Cool! Thank you for reporting back on your success!

seancorfield18:10:40

Also, let me know -- as the maintainer of clojure.java.jdbc -- if there are things I could do to make interaction with RedShift easier (since it's not a system I use myself).

lgillette18:10:29

@seancorfield Will do, I'm just getting my feet wet with Redshift interaction via Clojure. I'm hoping to move much of the ETL type work I do at my company into pure Clojure. I am hoping Clojure and REPL will a good environment for me and potentially others to work in interactively to quickly test things out with the data, vs all the clunky hodgepodge of shell and SQL scripts we are using now.

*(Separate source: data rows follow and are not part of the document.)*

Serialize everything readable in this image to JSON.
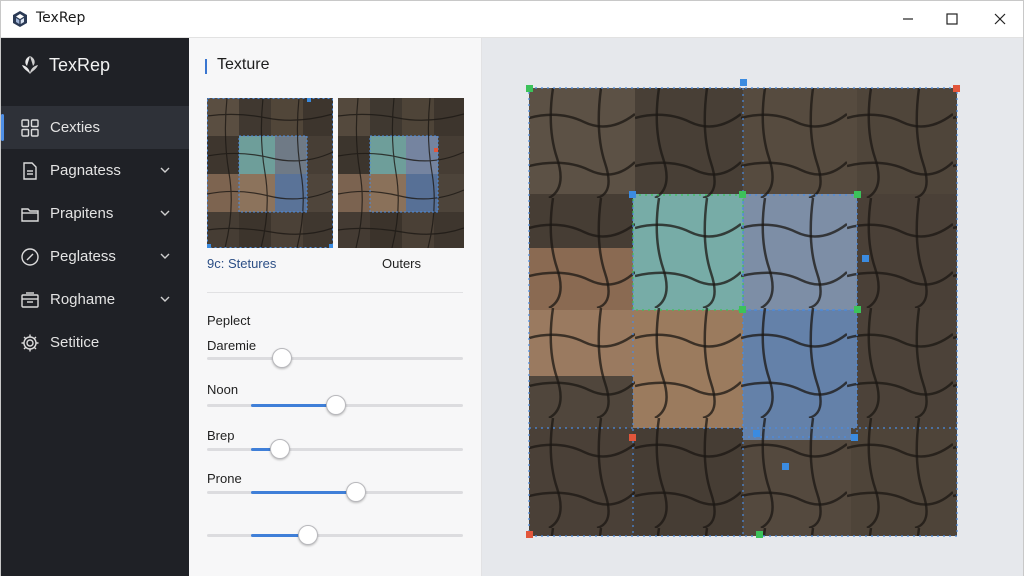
{
  "window": {
    "title": "TexRep"
  },
  "sidebar": {
    "brand": "TexRep",
    "items": [
      {
        "label": "Cexties",
        "icon": "grid-icon",
        "active": true,
        "expandable": false
      },
      {
        "label": "Pagnatess",
        "icon": "document-icon",
        "active": false,
        "expandable": true
      },
      {
        "label": "Prapitens",
        "icon": "folder-icon",
        "active": false,
        "expandable": true
      },
      {
        "label": "Peglatess",
        "icon": "compass-icon",
        "active": false,
        "expandable": true
      },
      {
        "label": "Roghame",
        "icon": "inbox-icon",
        "active": false,
        "expandable": true
      },
      {
        "label": "Setitice",
        "icon": "gear-icon",
        "active": false,
        "expandable": false
      }
    ]
  },
  "panel": {
    "title": "Texture",
    "thumbnails": [
      {
        "label": "9c: Stetures"
      },
      {
        "label": "Outers"
      }
    ],
    "section_label": "Peplect",
    "sliders": [
      {
        "label": "Daremie",
        "value": 0.29,
        "filled": false
      },
      {
        "label": "Noon",
        "value": 0.5,
        "filled": true
      },
      {
        "label": "Brep",
        "value": 0.28,
        "filled": true
      },
      {
        "label": "Prone",
        "value": 0.58,
        "filled": true
      },
      {
        "label": "",
        "value": 0.39,
        "filled": true
      }
    ]
  },
  "colors": {
    "accent": "#3f7fd8",
    "selection_teal": "#6fa3a0",
    "selection_blue": "#5f7fae",
    "selection_tan": "#9b7b5e",
    "tile_dark": "#4a4037",
    "corner_handle": "#e2563b",
    "green_handle": "#3cc25a",
    "blue_handle": "#3b8be0"
  }
}
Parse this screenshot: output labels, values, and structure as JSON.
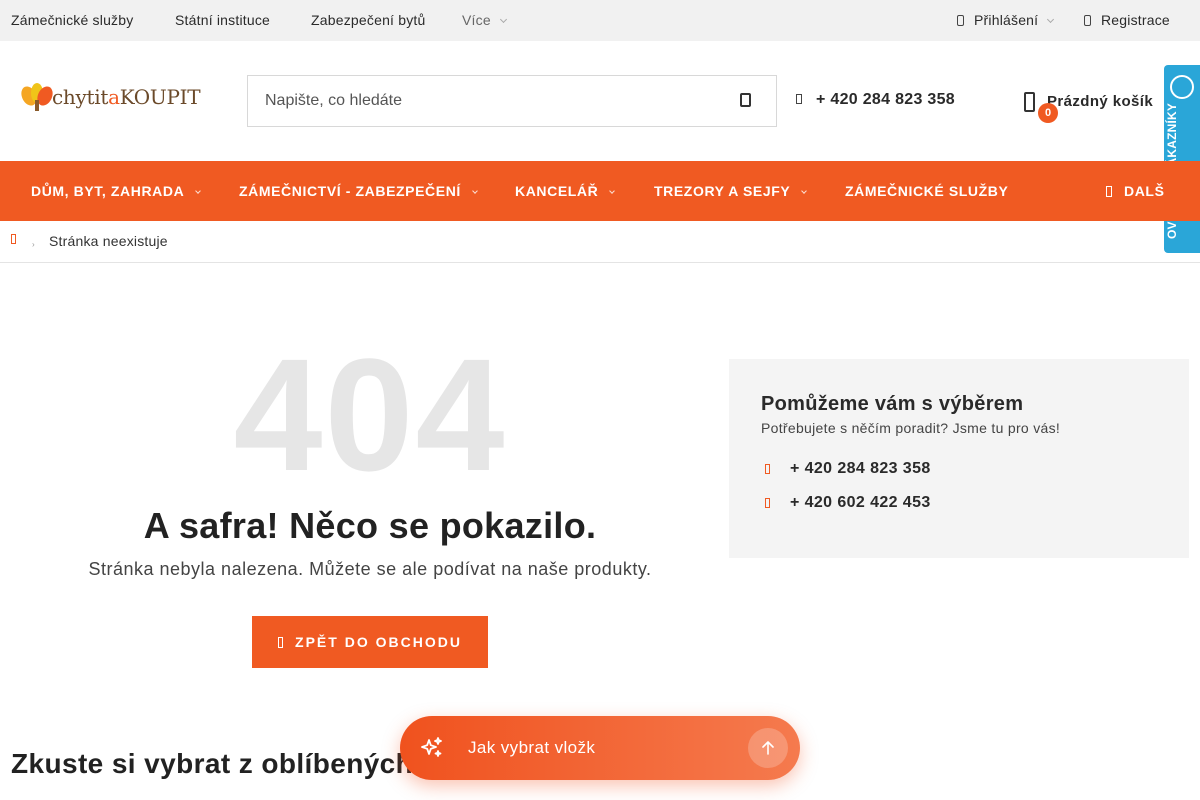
{
  "topbar": {
    "links": [
      "Zámečnické služby",
      "Státní instituce",
      "Zabezpečení bytů"
    ],
    "more_label": "Více",
    "login_label": "Přihlášení",
    "register_label": "Registrace"
  },
  "header": {
    "logo": {
      "part1": "chytit",
      "part2": "a",
      "part3": "KOUPIT"
    },
    "search_placeholder": "Napište, co hledáte",
    "phone": "+ 420 284 823 358",
    "cart_count": "0",
    "cart_label": "Prázdný košík",
    "verified_badge": "OVĚŘENO ZÁKAZNÍKY"
  },
  "nav": {
    "items": [
      "DŮM, BYT, ZAHRADA",
      "ZÁMEČNICTVÍ - ZABEZPEČENÍ",
      "KANCELÁŘ",
      "TREZORY A SEJFY",
      "ZÁMEČNICKÉ SLUŽBY"
    ],
    "more_label": "DALŠ"
  },
  "breadcrumb": {
    "current": "Stránka neexistuje"
  },
  "error": {
    "code": "404",
    "title": "A safra! Něco se pokazilo.",
    "subtitle": "Stránka nebyla nalezena. Můžete se ale podívat na naše produkty.",
    "button_label": "ZPĚT DO OBCHODU"
  },
  "help": {
    "title": "Pomůžeme vám s výběrem",
    "subtitle": "Potřebujete s něčím poradit? Jsme tu pro vás!",
    "phones": [
      "+ 420 284 823 358",
      "+ 420 602 422 453"
    ]
  },
  "favorites_heading": "Zkuste si vybrat z oblíbených",
  "assistant": {
    "prompt": "Jak vybrat vložk"
  },
  "colors": {
    "accent": "#f05a22",
    "badge": "#2aa6d8",
    "topbar_bg": "#f1f1f1",
    "help_bg": "#f4f4f4"
  }
}
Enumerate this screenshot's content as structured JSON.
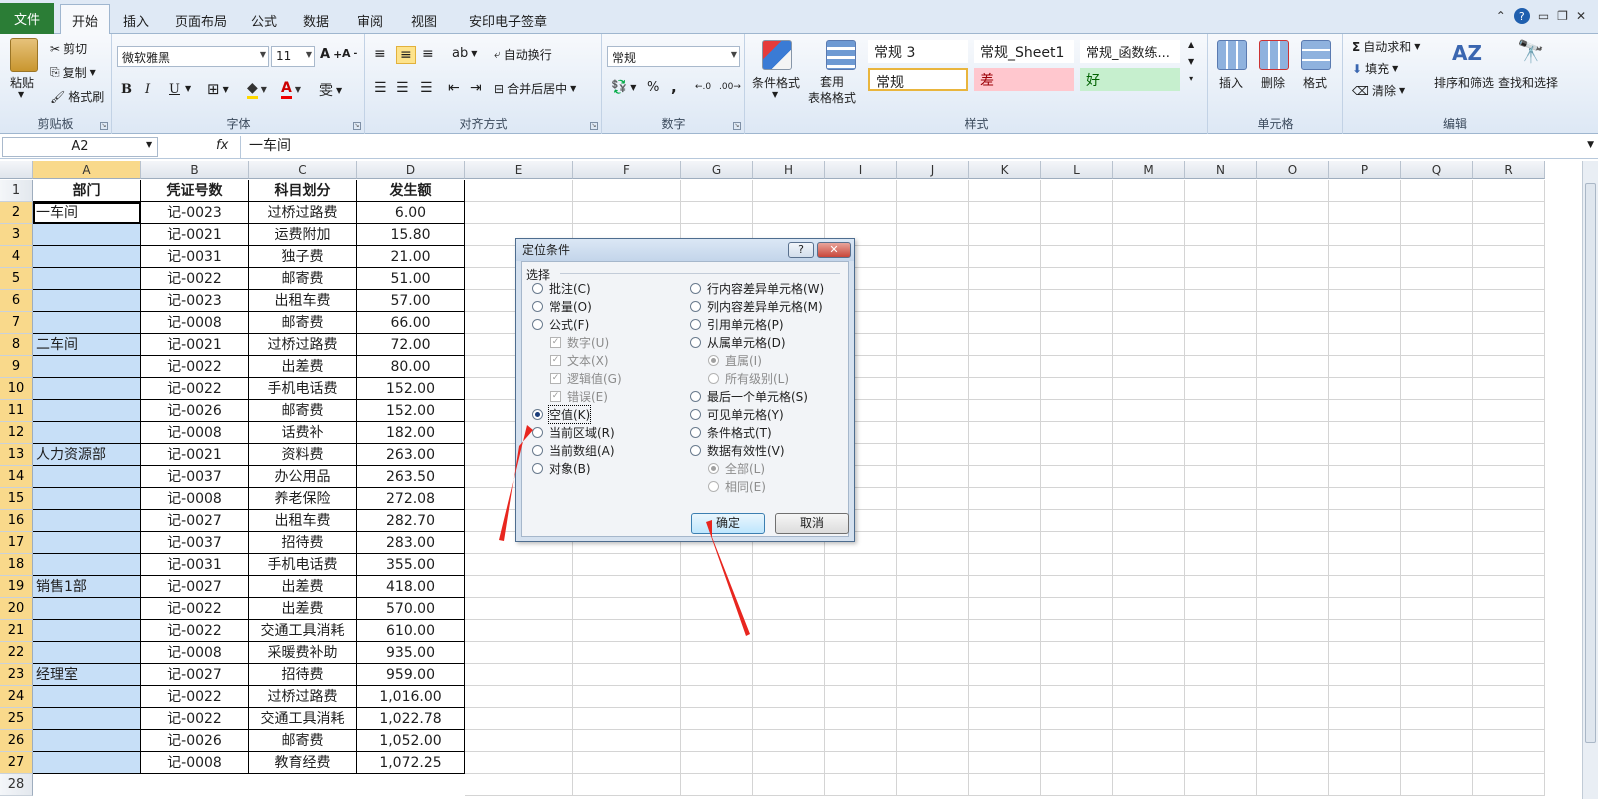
{
  "menu": {
    "file": "文件",
    "tabs": [
      "开始",
      "插入",
      "页面布局",
      "公式",
      "数据",
      "审阅",
      "视图",
      "安印电子签章"
    ],
    "active_tab": "开始"
  },
  "window_controls": {
    "help": "?"
  },
  "ribbon": {
    "clipboard": {
      "paste": "粘贴",
      "cut": "剪切",
      "copy": "复制",
      "format_painter": "格式刷",
      "label": "剪贴板"
    },
    "font": {
      "name": "微软雅黑",
      "size": "11",
      "bold": "B",
      "italic": "I",
      "underline": "U",
      "label": "字体"
    },
    "alignment": {
      "wrap": "自动换行",
      "merge": "合并后居中",
      "label": "对齐方式"
    },
    "number": {
      "format": "常规",
      "percent": "%",
      "comma": ",",
      "label": "数字"
    },
    "styles": {
      "conditional": "条件格式",
      "table_format": "套用\n表格格式",
      "box1": "常规 3",
      "box2": "常规_Sheet1",
      "box3": "常规_函数练...",
      "box4": "常规",
      "box5": "差",
      "box6": "好",
      "label": "样式"
    },
    "cells": {
      "insert": "插入",
      "delete": "删除",
      "format": "格式",
      "label": "单元格"
    },
    "editing": {
      "autosum": "自动求和",
      "fill": "填充",
      "clear": "清除",
      "sort": "排序和筛选",
      "find": "查找和选择",
      "label": "编辑"
    },
    "colors": {
      "green_tab": "#2b7d36",
      "selection": "#c7dff7",
      "bad_bg": "#ffc7ce",
      "good_bg": "#c6efce"
    }
  },
  "formula_bar": {
    "name_box": "A2",
    "fx": "fx",
    "content": "一车间"
  },
  "sheet": {
    "columns": [
      "A",
      "B",
      "C",
      "D",
      "E",
      "F",
      "G",
      "H",
      "I",
      "J",
      "K",
      "L",
      "M",
      "N",
      "O",
      "P",
      "Q",
      "R"
    ],
    "headers": [
      "部门",
      "凭证号数",
      "科目划分",
      "发生额"
    ],
    "rows": [
      [
        "一车间",
        "记-0023",
        "过桥过路费",
        "6.00"
      ],
      [
        "",
        "记-0021",
        "运费附加",
        "15.80"
      ],
      [
        "",
        "记-0031",
        "独子费",
        "21.00"
      ],
      [
        "",
        "记-0022",
        "邮寄费",
        "51.00"
      ],
      [
        "",
        "记-0023",
        "出租车费",
        "57.00"
      ],
      [
        "",
        "记-0008",
        "邮寄费",
        "66.00"
      ],
      [
        "二车间",
        "记-0021",
        "过桥过路费",
        "72.00"
      ],
      [
        "",
        "记-0022",
        "出差费",
        "80.00"
      ],
      [
        "",
        "记-0022",
        "手机电话费",
        "152.00"
      ],
      [
        "",
        "记-0026",
        "邮寄费",
        "152.00"
      ],
      [
        "",
        "记-0008",
        "话费补",
        "182.00"
      ],
      [
        "人力资源部",
        "记-0021",
        "资料费",
        "263.00"
      ],
      [
        "",
        "记-0037",
        "办公用品",
        "263.50"
      ],
      [
        "",
        "记-0008",
        "养老保险",
        "272.08"
      ],
      [
        "",
        "记-0027",
        "出租车费",
        "282.70"
      ],
      [
        "",
        "记-0037",
        "招待费",
        "283.00"
      ],
      [
        "",
        "记-0031",
        "手机电话费",
        "355.00"
      ],
      [
        "销售1部",
        "记-0027",
        "出差费",
        "418.00"
      ],
      [
        "",
        "记-0022",
        "出差费",
        "570.00"
      ],
      [
        "",
        "记-0022",
        "交通工具消耗",
        "610.00"
      ],
      [
        "",
        "记-0008",
        "采暖费补助",
        "935.00"
      ],
      [
        "经理室",
        "记-0027",
        "招待费",
        "959.00"
      ],
      [
        "",
        "记-0022",
        "过桥过路费",
        "1,016.00"
      ],
      [
        "",
        "记-0022",
        "交通工具消耗",
        "1,022.78"
      ],
      [
        "",
        "记-0026",
        "邮寄费",
        "1,052.00"
      ],
      [
        "",
        "记-0008",
        "教育经费",
        "1,072.25"
      ]
    ],
    "row_numbers": [
      "1",
      "2",
      "3",
      "4",
      "5",
      "6",
      "7",
      "8",
      "9",
      "10",
      "11",
      "12",
      "13",
      "14",
      "15",
      "16",
      "17",
      "18",
      "19",
      "20",
      "21",
      "22",
      "23",
      "24",
      "25",
      "26",
      "27",
      "28"
    ]
  },
  "dialog": {
    "title": "定位条件",
    "help_btn": "?",
    "close_btn": "✕",
    "section": "选择",
    "left_options": [
      {
        "label": "批注(C)",
        "checked": false,
        "disabled": false,
        "kind": "radio"
      },
      {
        "label": "常量(O)",
        "checked": false,
        "disabled": false,
        "kind": "radio"
      },
      {
        "label": "公式(F)",
        "checked": false,
        "disabled": false,
        "kind": "radio"
      },
      {
        "label": "数字(U)",
        "checked": true,
        "disabled": true,
        "kind": "check"
      },
      {
        "label": "文本(X)",
        "checked": true,
        "disabled": true,
        "kind": "check"
      },
      {
        "label": "逻辑值(G)",
        "checked": true,
        "disabled": true,
        "kind": "check"
      },
      {
        "label": "错误(E)",
        "checked": true,
        "disabled": true,
        "kind": "check"
      },
      {
        "label": "空值(K)",
        "checked": true,
        "disabled": false,
        "kind": "radio"
      },
      {
        "label": "当前区域(R)",
        "checked": false,
        "disabled": false,
        "kind": "radio"
      },
      {
        "label": "当前数组(A)",
        "checked": false,
        "disabled": false,
        "kind": "radio"
      },
      {
        "label": "对象(B)",
        "checked": false,
        "disabled": false,
        "kind": "radio"
      }
    ],
    "right_options": [
      {
        "label": "行内容差异单元格(W)",
        "checked": false,
        "disabled": false,
        "kind": "radio"
      },
      {
        "label": "列内容差异单元格(M)",
        "checked": false,
        "disabled": false,
        "kind": "radio"
      },
      {
        "label": "引用单元格(P)",
        "checked": false,
        "disabled": false,
        "kind": "radio"
      },
      {
        "label": "从属单元格(D)",
        "checked": false,
        "disabled": false,
        "kind": "radio"
      },
      {
        "label": "直属(I)",
        "checked": true,
        "disabled": true,
        "kind": "radio"
      },
      {
        "label": "所有级别(L)",
        "checked": false,
        "disabled": true,
        "kind": "radio"
      },
      {
        "label": "最后一个单元格(S)",
        "checked": false,
        "disabled": false,
        "kind": "radio"
      },
      {
        "label": "可见单元格(Y)",
        "checked": false,
        "disabled": false,
        "kind": "radio"
      },
      {
        "label": "条件格式(T)",
        "checked": false,
        "disabled": false,
        "kind": "radio"
      },
      {
        "label": "数据有效性(V)",
        "checked": false,
        "disabled": false,
        "kind": "radio"
      },
      {
        "label": "全部(L)",
        "checked": true,
        "disabled": true,
        "kind": "radio"
      },
      {
        "label": "相同(E)",
        "checked": false,
        "disabled": true,
        "kind": "radio"
      }
    ],
    "ok": "确定",
    "cancel": "取消"
  }
}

Also, creating easily reproducible pipelines is a goal. I'm looking at Drake and Honey SQL libraries as well in the effort.

lgillette18:10:49

While we are on this subject, I'm a bit disappointed that there seems to be no idiomatic way to create a persistent db connection object. I know there's with-* functions etc, but when working at the REPL all day it would be nice to be able to just keep the db connection alive (much like I do with my very fast psql cli prompt) and be able to pass it into jdbc functions, e.g., (jdbc/query persistent-db-conn "select foo from bar"). Anyone have suggestions for such a workflow?

seancorfield18:10:54

At work we use c3p0 to create a connection pool. I gather HikariCP is another good option.

seancorfield18:10:13

I would expect you could use a connection pool with RedShift?

lgillette18:10:58

Cool, I'll take a look and see. I glanced at c3p0 just earlier today but haven't tried it out yet.

seancorfield18:10:35

Wrap it in a Component. Then you can

(defonce system nil)
...
(alter-var-root #'system component/start)
... work with (:db-spec system) ...
(alter-var-root #'system component/stop)
...

seancorfield18:10:10

(assuming start creates the connection pool and assocs into the Component as :db-spec)

noisesmith18:10:46

yeah, I found using c3p0 directly via interop and putting it in a component Just Works ™️

seancorfield18:10:56

Write it once and forget it, yes. We have a DataSource Component that hides all the Java interop but still provides optional dials and knobs to tune the connection pool if needed.

ska19:10:09

Hi. Is anyone using a library to generate Markdown from a Clojure datastructure similar how hiccup does it? I'm aware of merkki and marge both of which look more like a proof of concept than a library really being used. But maybe I'm wrong? Happy to learn more and to contribute. https://github.com/jarcane/merkki https://github.com/markwoodhall/marge

markwoodhall20:10:51

I've not seen merkki before, I started playing around with marge because of a side project I used it on. I know of a couple of organisations that have given feedback about using it.